Neuroprotection by Mast Cell Stabilizers and Histamine H1 Receptor Blockade in Rotenone-Induced Oxidative Stress and Nigrostriatal Damage

Abstract

We studied the effect of mast cell stabilizers and histamine H1 receptor blockade on the development of oxidative stress and nigrostriatal damage induced in the rat by systemic rotenone injection. Rotenone (1.5 mg/kg body weight) was administered subcutaneously every other day for two weeks with and without intraperitoneal administration of disodium cromoglycate (10 and 20 mg/kg body weight), ketotifen (1 and 2 mg/kg body weight), or loratadine (1 and 2 mg/kg body weight). Rotenone caused a significantly elevated oxidative stress condition in different brain regions. Malondialdehyde (MDA) and nitric oxide concentrations were significantly increased by 47.5%–57.7%, and 64.2%–80.7%, respectively, in the cerebral cortex, striatum, and the rest of the brain.

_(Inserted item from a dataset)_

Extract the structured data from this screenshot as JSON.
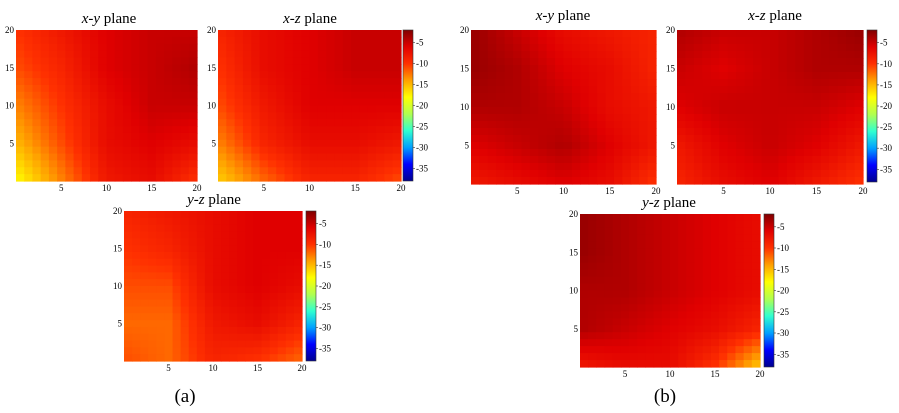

In contrast, the level of reduced glutathione (GSH) and the activity of paraoxonase 1 (PON1) were decreased by 28%–36% and 59%–62.3%, respectively, in the above brain regions. Acetylcholinesterase (AChE) activity in the cortex was also significantly decreased by 57.2% after rotenone injection. Rotenone caused neuronal death in the cortex, striatum, and hippocampus. Prominent caspase-3 immunoreactivity was observed in the cortex and striatum after rotenone exposure. Rotenone-induced oxidative stress was ameliorated by co-treatment with cromoglycate, ketotifen, or loratadine. These agents decreased lipid peroxidation (MDA), inhibited nitric oxide formation, and restored GSH levels and PON1 activity in the different brain regions. The AChE activity in the cortex of the rotenone-exposed animals was significantly increased by co-treatment with ketotifen or loratadine, but further reduced after co-treatment with cromoglycate. Rotenone-induced histopathological changes and caspase-3 expression were attenuated after co-treatment with the above drugs. The improvement was most obvious in the groups co-treated with ketotifen. Collectively, these data suggest a role for mast cells and histamine H1 receptors in mediating the pathological changes evoked by rotenone in the rat brain.